Meta acquired WhatsApp in 2014, and the app has been encrypted since 2016. But the agent reportedly spent 10 months investigating and conducting interviews, believing that “Meta can and does view and store all the text messages, photographs, audio and video recordings,” according to the message seen by Bloomberg.
The agent claims that WhatsApp messages have had a “tiered permissions system” since at least 2019, and contractors have allegedly been able to access messages in some fashion. Content moderators who worked for one of those contractors, Accenture, were reportedly interviewed about their ability to access WhatsApp messages.

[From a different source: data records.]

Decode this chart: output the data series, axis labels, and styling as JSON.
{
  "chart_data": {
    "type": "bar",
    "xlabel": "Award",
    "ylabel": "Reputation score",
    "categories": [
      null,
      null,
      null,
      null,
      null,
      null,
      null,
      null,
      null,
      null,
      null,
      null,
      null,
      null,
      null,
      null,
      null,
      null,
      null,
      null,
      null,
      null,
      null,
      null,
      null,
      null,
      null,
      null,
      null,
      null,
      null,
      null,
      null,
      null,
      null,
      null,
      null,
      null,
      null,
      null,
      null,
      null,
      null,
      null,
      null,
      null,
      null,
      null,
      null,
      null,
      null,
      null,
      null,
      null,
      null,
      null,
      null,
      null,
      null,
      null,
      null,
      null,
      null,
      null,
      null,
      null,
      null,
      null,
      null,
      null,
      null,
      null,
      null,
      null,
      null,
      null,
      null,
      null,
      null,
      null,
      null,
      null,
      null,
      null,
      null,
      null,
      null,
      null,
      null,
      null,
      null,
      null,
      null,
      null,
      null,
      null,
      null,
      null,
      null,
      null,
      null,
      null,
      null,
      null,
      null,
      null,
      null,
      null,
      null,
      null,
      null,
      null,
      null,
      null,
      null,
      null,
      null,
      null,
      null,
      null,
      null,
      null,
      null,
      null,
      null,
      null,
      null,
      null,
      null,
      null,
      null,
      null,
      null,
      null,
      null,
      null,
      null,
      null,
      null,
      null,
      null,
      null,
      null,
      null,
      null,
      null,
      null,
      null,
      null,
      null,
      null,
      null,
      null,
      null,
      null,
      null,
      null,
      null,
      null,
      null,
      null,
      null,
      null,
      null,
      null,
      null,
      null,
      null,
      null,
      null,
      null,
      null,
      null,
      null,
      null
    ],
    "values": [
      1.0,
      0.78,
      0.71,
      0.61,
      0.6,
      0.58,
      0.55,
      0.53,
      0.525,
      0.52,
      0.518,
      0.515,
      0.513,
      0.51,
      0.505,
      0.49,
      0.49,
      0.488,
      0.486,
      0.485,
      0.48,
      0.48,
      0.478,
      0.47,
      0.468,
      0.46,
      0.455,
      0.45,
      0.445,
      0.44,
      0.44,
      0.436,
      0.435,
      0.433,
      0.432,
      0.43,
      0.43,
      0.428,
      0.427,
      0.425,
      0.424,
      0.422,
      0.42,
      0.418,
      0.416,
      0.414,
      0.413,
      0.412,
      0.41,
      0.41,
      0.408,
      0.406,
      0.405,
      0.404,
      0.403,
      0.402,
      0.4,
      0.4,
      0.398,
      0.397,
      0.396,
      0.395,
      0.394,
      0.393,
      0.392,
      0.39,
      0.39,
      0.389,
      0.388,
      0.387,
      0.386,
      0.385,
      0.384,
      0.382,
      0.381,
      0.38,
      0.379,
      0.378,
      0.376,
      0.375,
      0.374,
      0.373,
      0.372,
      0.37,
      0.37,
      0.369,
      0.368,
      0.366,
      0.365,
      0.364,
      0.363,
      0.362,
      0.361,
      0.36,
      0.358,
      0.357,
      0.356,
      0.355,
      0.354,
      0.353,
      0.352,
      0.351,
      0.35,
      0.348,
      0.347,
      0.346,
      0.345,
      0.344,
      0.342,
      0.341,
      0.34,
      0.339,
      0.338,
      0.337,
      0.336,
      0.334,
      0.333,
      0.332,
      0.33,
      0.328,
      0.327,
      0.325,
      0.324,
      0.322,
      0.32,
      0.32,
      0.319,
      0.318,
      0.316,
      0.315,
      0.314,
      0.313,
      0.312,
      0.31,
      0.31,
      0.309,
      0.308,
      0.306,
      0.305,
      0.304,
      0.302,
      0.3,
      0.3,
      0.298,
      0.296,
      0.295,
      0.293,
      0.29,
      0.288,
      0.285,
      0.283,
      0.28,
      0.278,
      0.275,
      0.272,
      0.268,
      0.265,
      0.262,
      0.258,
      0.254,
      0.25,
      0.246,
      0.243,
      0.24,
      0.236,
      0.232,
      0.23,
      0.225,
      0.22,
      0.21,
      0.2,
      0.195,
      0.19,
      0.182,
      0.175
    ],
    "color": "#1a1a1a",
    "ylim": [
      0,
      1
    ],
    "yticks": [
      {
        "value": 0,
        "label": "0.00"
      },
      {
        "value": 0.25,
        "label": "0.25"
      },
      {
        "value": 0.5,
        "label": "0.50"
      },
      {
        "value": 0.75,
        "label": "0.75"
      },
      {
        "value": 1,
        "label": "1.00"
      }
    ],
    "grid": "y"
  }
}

Gizmodo could not substantiate any of the agent’s claims, but WhatsApp has previously faced allegations that its app includes vulnerabilities that might be exploited by governments around the world. WhatsApp is used by over 2 billion people globally.
Meta CEO Mark Zuckerberg has become extremely close to President Donald Trump during his second term in office, which started in January 2025. He was among other U.S. oligarchs (like Amazon founder Jeff Bezos and Apple CEO Tim Cook) seated behind Donald Trump’s family at church the day he was inaugurated. The Facebook founder donated $1 million to Trump’s inaugural committee, and Trump named Zuck to the President’s Council of Advisors on Science and Technology just last month.
Neither Accenture nor the Commerce Department’s Bureau of Industry and Security immediately responded to emailed questions from Gizmodo on Tuesday. We’ll update this article when we hear back.